It remains both a shock and disgrace that so many health disparities begin in early childhood. An August 2014 Issue Brief by the Robert Wood Johnson Foundation: Early Child Hood Experiences Shape Health and Well-Being Throughout Life highlights the impact of early childhood in starting down the road to later illnesses:
“The association between socioeconomic factors and child health is evident from birth.
Factors such as nutrition, housing quality, and safety at home and in the community—all linked with family resources—are strongly associated with child health. Research shows that children’s nutrition varies with parents’ income and education and can have lasting effects on health throughout life; for example, inadequate nutrition is linked with obesity during childhood, which in turn is a strong predictor of adult obesity and its accompanying risks of chronic disease, disability and shortened life. Similarly, children exposed to lead-based paint, most commonly found in lower-income neighborhoods, are more likely to suffer from lead-poisoning, which can lead to irreversible neurological damage.”
The report continues in a more hopeful vain explaining that early interventions are helpful and have been shown to work: “Well-trained and responsive caregivers, small class sizes with high teacher-child ratios, safe and adequate physical environments and age-appropriate activities focused on enhancing the cognitive and socio-emotional development of the child are often cited as hallmarks of high-quality child development and day care centers; parental involvement and/or services for parents also have been considered important.”
What role do doctors have in early intervention?
The therapeutic interventions at the disposal of doctors during the face time we have with our patients (and the sometimes all too short minutes) are of course important, but how can they compete with the social and community determinates of health?
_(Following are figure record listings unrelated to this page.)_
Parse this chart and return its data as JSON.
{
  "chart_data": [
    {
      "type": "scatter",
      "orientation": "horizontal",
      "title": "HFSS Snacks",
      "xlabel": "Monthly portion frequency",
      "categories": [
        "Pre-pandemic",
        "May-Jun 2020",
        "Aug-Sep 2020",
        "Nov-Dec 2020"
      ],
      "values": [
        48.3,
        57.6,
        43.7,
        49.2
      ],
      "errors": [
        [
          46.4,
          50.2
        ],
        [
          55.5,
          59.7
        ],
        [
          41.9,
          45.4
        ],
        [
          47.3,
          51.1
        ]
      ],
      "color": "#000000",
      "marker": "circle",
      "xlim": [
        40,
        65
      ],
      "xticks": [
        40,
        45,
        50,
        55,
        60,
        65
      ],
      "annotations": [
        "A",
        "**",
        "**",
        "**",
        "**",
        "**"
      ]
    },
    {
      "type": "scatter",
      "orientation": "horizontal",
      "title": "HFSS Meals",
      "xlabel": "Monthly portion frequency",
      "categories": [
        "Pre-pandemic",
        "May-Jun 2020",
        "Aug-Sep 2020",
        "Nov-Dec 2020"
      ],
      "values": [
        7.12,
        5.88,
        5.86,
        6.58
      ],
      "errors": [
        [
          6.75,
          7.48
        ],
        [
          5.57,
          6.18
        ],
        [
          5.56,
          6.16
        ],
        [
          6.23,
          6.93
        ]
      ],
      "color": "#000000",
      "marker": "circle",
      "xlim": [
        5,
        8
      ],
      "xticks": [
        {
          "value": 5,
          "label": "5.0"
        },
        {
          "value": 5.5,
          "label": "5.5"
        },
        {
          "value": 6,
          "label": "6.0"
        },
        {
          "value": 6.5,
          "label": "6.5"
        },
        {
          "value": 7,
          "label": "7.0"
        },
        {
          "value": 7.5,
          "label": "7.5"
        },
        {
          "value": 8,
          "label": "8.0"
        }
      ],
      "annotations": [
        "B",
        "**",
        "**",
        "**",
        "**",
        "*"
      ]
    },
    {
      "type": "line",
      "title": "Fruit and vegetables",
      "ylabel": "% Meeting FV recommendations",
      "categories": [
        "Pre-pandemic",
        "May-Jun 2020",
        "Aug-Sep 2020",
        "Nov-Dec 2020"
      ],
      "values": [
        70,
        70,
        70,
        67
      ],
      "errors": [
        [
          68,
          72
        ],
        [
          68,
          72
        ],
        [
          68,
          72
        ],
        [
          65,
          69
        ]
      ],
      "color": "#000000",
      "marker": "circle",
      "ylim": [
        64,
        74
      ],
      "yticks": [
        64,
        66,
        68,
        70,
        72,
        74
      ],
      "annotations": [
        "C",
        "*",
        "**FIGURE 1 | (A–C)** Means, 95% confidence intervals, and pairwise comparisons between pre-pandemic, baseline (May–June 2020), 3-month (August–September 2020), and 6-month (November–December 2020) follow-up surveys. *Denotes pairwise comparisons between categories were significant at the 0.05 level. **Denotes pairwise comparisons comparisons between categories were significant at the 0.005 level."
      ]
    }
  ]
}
A recent blog post in Health Affairs illustrates another gross disparity in health, this time with adults. The authors of an August article in Heath Affairs: Geographic Clustering Of Diabetic Lower-Extremity Amputations In Low-Income Regions Of California, highlight their finding that ” the amputation rate for people in low-income areas is almost double the rate for those in high-income areas” in a powerful comparison between two maps of LA County.
What is a doctor to do?
Increasingly it is clear that many determinates of health are found in the communities and homes of patients; the underlying causes of illnesses are often social and political.
How can the doctor who deals with individual patients also address the problems of population health in a serious way?
Some hospitals are using Community Health Workers to address the needs of patients outside the hospital. But the issue here is not the individual doctor who is doing the best he/she can, it is the collective responsibility of doctors to organize themselves, their institutions and their communities to create just models of health care. The end of fee-for-service has its parallel in the end of the mythical hero doctor whose success is simply an act of will. Rather doctors must pair population health with a concept of professional ethics that understands the shared and collective responsibility to provide just health care to all communities.
What is a doctor to do?
Doctors Council and our members believe that effective patient advocacy starts before our patients are in front of us and continues after we treat them. For example, in Chicago we worked with community groups to address coal plant emissions. And in New York, we are part of a coalition seeking legislation to combat asthma in families’ homes.
If, as doctors, we can help our patients stay healthy before they become ill, we are being effective patient advocates.
To address chronic illnesses we cannot just deal with them in the examination room, we have to take on the underlining social and economic determinants of health in all communities.